One couldn’t argue with logic, right?
***
Dago Midais’s castle was essentially a tower with three stories, each narrower than the one below, and like the flat platform that was the foundation of his flying island, it was built on an octagonal plan. From the ground, the entire structure resembled a cloud, but the chameleopaint with which everything was painted could change its color, so Dago could make the castle inconspicuous even on a cloudless day. Hera didn’t even try to calculate how much something like that would cost. Even if she cast all the spells that powered the castle herself, with her current income, she probably wouldn’t be able to afford even half of the huge column that Dago used as a landing pad.
As she flew over the column in question—also octagonal—Hera released the fireproof bag from her talons and carefully landed next to it. After shifting to her human form, she knelt and put on the dress she’d taken from her bag and the new sandals she’d bought to replace the ones burned by her shame. At the bottom of the stairs that wrapped around the column like a snake, a ginger kitten with feathered wings was waiting for her in front of the castle gate.
“Hi, Hera,” the imp said, staring at her curiously with his poisonous green eyes.
“Hi, Pandorian.”
They watched each other for a moment.
“Do I have to convince you to let me in, or can I just enter?” Hera eventually asked.
“You have to convince me.” The cat moved his fluffy tail right and left. “But you can’t use the same excuse as last time.”
He was so cute that Hera was tempted to approach him and give him a stroke. What stopped her was her common sense. The morpheuses of the imp class might not have had a lot of power, but the consequences of their affinity for games were sky-high. Literally and figuratively.
“Dago invited me here,” she said.
Instead of getting out of her way, the phantom licked his paw.
Ah yes. That was too logical.
“I want to see the castle.”
“Why?”
“To find out where the living room really is.”
The cat set his paw on the ground and gave her a look full of innocence and sweetness. “Why do you need that knowledge?”
“I want to know if it’s dirty or clean.”
“Why?”
“Because my mother says that men living alone in a clean house are suspicious.”

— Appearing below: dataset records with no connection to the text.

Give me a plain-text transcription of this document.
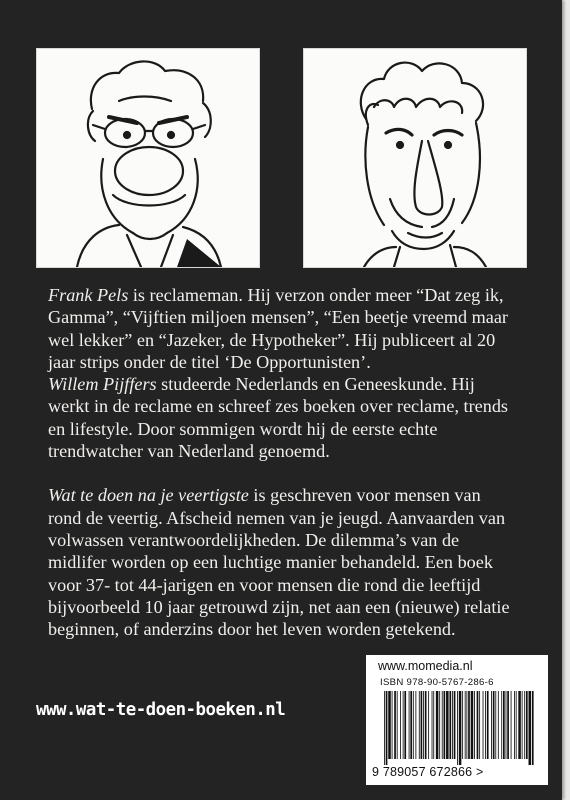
Frank Pels is reclameman. Hij verzon onder meer “Dat zeg ik, Gamma”, “Vijftien miljoen mensen”, “Een beetje vreemd maar wel lekker” en “Jazeker, de Hypotheker”. Hij publiceert al 20 jaar strips onder de titel ‘De Opportunisten’.

Willem Pijffers studeerde Nederlands en Geneeskunde. Hij werkt in de reclame en schreef zes boeken over reclame, trends en lifestyle. Door sommigen wordt hij de eerste echte trendwatcher van Nederland genoemd.

Wat te doen na je veertigste is geschreven voor mensen van rond de veertig. Afscheid nemen van je jeugd. Aanvaarden van volwassen verantwoordelijkheden. De dilemma’s van de midlifer worden op een luchtige manier behandeld. Een boek voor 37- tot 44-jarigen en voor mensen die rond die leeftijd bijvoorbeeld 10 jaar getrouwd zijn, net aan een (nieuwe) relatie beginnen, of anderzins door het leven worden getekend.

www.wat-te-doen-boeken.nl
www.momedia.nl
ISBN 978-90-5767-286-6
9 789057 672866 >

A strange sound came from the cat’s throat—a giggle, for lack of a better term.
“My mother says that if I stay with humans for too long, I will become one of them,” Pandorian said. “Mothers are so funny, aren’t they?”
“Very.” Hera nodded politely.
The imp stood briskly. “Come, I’ll show you the library. It’s really clean.”

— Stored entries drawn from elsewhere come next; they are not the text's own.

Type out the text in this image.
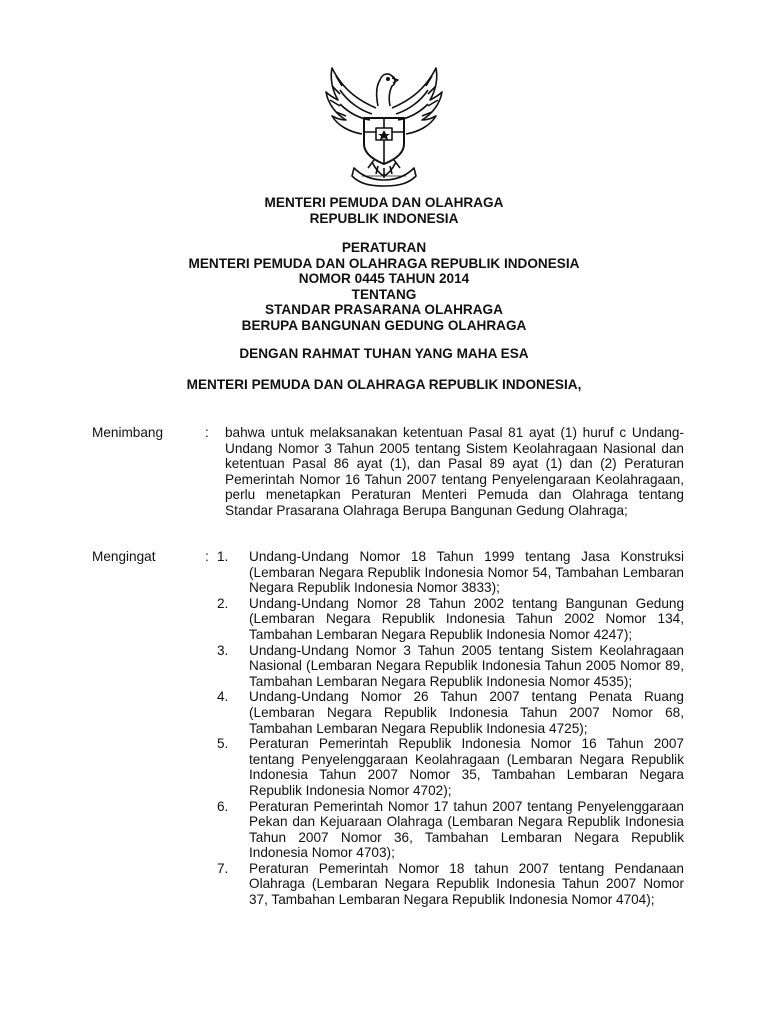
MENTERI PEMUDA DAN OLAHRAGA
REPUBLIK INDONESIA
PERATURAN
MENTERI PEMUDA DAN OLAHRAGA REPUBLIK INDONESIA
NOMOR 0445 TAHUN 2014
TENTANG
STANDAR PRASARANA OLAHRAGA
BERUPA BANGUNAN GEDUNG OLAHRAGA
DENGAN RAHMAT TUHAN YANG MAHA ESA
MENTERI PEMUDA DAN OLAHRAGA REPUBLIK INDONESIA,
Menimbang	: bahwa untuk melaksanakan ketentuan Pasal 81 ayat (1) huruf c Undang-Undang Nomor 3 Tahun 2005 tentang Sistem Keolahragaan Nasional dan ketentuan Pasal 86 ayat (1), dan Pasal 89 ayat (1) dan (2) Peraturan Pemerintah Nomor 16 Tahun 2007 tentang Penyelengaraan Keolahragaan, perlu menetapkan Peraturan Menteri Pemuda dan Olahraga tentang Standar Prasarana Olahraga Berupa Bangunan Gedung Olahraga;
Mengingat	: 1. Undang-Undang Nomor 18 Tahun 1999 tentang Jasa Konstruksi (Lembaran Negara Republik Indonesia Nomor 54, Tambahan Lembaran Negara Republik Indonesia Nomor 3833);
2. Undang-Undang Nomor 28 Tahun 2002 tentang Bangunan Gedung (Lembaran Negara Republik Indonesia Tahun 2002 Nomor 134, Tambahan Lembaran Negara Republik Indonesia Nomor 4247);
3. Undang-Undang Nomor 3 Tahun 2005 tentang Sistem Keolahragaan Nasional (Lembaran Negara Republik Indonesia Tahun 2005 Nomor 89, Tambahan Lembaran Negara Republik Indonesia Nomor 4535);
4. Undang-Undang Nomor 26 Tahun 2007 tentang Penata Ruang (Lembaran Negara Republik Indonesia Tahun 2007 Nomor 68, Tambahan Lembaran Negara Republik Indonesia 4725);
5. Peraturan Pemerintah Republik Indonesia Nomor 16 Tahun 2007 tentang Penyelenggaraan Keolahragaan (Lembaran Negara Republik Indonesia Tahun 2007 Nomor 35, Tambahan Lembaran Negara Republik Indonesia Nomor 4702);
6. Peraturan Pemerintah Nomor 17 tahun 2007 tentang Penyelenggaraan Pekan dan Kejuaraan Olahraga (Lembaran Negara Republik Indonesia Tahun 2007 Nomor 36, Tambahan Lembaran Negara Republik Indonesia Nomor 4703);
7. Peraturan Pemerintah Nomor 18 tahun 2007 tentang Pendanaan Olahraga (Lembaran Negara Republik Indonesia Tahun 2007 Nomor 37, Tambahan Lembaran Negara Republik Indonesia Nomor 4704);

Hera was about to ask about the living room but bit her tongue. Dago probably wouldn’t mind if she waited in the living room, but he certainly wouldn’t insist on showing her a room full of expensive magical books. Magi were usually undemonstrative when it came to their libraries. There might not be another opportunity to take a look at the Midais’s collection.
Just like last time, Pandorian led her through a door of pretentious size and up the stairs that spiraled along the smooth walls, spectacularly decorated by windows with unearthly views behind them. However, instead of continuing up to the third floor, which she now knew was entirely occupied by a darkly tasteful bathroom, he passed through a portal marking a corridor that led to the rooms on the second floor. There were three black doors on the right side of the corridor and one on the left. Each had its own columned portal, but unlike the entrance, which had a floor number engraved at the top, here there were no clues as to the purpose of the rooms behind them.
The winged cat stopped in the middle of the corridor and turned toward her. “The library is on the left,” he informed her, gesturing at the door with his little paw.
Hera glanced at it and then at the opposite one. Not hiding her suspicion, she asked, “What’s on the right?”
“I can’t tell you.” The kitten adorably cocked his head. “I can’t go in there.”
Hera hesitated, but eventually concluded that if there were no bookshelves behind the door to the left, she would simply withdraw.